One of the first things to look at is the current demand in your industry. Is job demand projected to increase over the next 5 years? Has hiring slowed or taken a significant dip? Your event will most likely mimic the current trends. If demand has significantly increased, you could have a large event. If hiring is slowing down, you may have a smaller event. You are working with the ebbs and flows of the industry so always keep that in mind when determining your results.

Difficulty of Hire

The harder a position is to fill, the less likely it becomes for the recruiter to find the right match quickly. High level and specialty roles will take several recruiting avenues and a larger budget to fill. If someone is looking for a pediatric heart surgeon, or a chief of medicine, those roles will not be ones where they attend an event or post a position and find their hire. It will take diligence and continued outreach on their part. Remember this if your industry serves roles like these.
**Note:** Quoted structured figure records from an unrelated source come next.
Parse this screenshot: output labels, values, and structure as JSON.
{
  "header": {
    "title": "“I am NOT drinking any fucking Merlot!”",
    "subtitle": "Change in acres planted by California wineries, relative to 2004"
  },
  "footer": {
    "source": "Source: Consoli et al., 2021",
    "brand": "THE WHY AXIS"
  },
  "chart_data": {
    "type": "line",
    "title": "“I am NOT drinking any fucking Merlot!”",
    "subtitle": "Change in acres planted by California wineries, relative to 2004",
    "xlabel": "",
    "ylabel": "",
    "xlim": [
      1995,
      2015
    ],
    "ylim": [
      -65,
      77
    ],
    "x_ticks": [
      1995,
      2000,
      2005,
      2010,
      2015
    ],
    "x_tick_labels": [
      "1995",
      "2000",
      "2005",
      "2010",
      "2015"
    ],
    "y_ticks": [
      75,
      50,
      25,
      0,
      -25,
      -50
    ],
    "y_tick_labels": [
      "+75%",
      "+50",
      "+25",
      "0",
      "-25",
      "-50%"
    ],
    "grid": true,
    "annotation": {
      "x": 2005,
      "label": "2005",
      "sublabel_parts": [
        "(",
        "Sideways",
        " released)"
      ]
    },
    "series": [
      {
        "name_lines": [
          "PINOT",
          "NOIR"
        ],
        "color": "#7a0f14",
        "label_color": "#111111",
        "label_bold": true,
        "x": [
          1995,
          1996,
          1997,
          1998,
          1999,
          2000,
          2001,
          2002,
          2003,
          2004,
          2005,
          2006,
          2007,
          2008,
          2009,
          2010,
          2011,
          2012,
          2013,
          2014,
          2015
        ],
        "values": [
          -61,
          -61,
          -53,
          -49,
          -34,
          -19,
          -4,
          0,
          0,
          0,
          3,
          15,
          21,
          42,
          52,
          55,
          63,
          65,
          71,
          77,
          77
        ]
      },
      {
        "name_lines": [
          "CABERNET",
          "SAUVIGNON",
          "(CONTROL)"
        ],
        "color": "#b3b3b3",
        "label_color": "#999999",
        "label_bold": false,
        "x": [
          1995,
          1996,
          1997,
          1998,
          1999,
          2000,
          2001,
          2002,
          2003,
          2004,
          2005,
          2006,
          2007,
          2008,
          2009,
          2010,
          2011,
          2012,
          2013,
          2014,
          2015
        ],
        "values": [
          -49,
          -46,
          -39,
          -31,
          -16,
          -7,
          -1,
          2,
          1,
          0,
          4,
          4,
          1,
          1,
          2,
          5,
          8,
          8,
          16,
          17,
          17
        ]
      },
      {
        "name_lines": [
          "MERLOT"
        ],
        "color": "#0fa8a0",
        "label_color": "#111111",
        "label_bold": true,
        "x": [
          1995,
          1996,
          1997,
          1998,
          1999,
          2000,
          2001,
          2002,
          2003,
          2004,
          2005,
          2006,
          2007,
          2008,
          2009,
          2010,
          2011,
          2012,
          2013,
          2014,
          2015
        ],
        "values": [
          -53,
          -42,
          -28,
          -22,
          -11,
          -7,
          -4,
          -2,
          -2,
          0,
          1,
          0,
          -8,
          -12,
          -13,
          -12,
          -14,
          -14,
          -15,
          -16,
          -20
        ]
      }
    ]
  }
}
Bonus: Remind employers who have hard to fill roles there are also resources on your career center.

Size of Candidate Pool

The more specific the niche, the fewer attendees and connections you can expect. Think of using a filter on a job board: if you search for nurses in the United States, you are bound to see thousands of results. Now add on a filter for cardiac nurses, add a location filter for Virginia, and an experience filter for a supervisor level, and you’ve got a pretty small pool of candidates. More doesn’t always mean better. Take into consideration the quality of your candidates and the merit of their expertise.

Value of Conversations

Quality also carries over into the conversations being had during your event. Having dozens of conversations does not mean that the event, or the employer had success. Being able to screen quality candidates includes learning more about their background and goals and seeing if they fit the position requirements. These conversations tend to be longer than a quick resume glance and a few short questions. If the employer is having fewer but longer conversations, this is typically a great sign.

As you can see success depends largely on the factors outlined above and can look very different from industry to industry. When analyzing an event’s success keep these points in mind.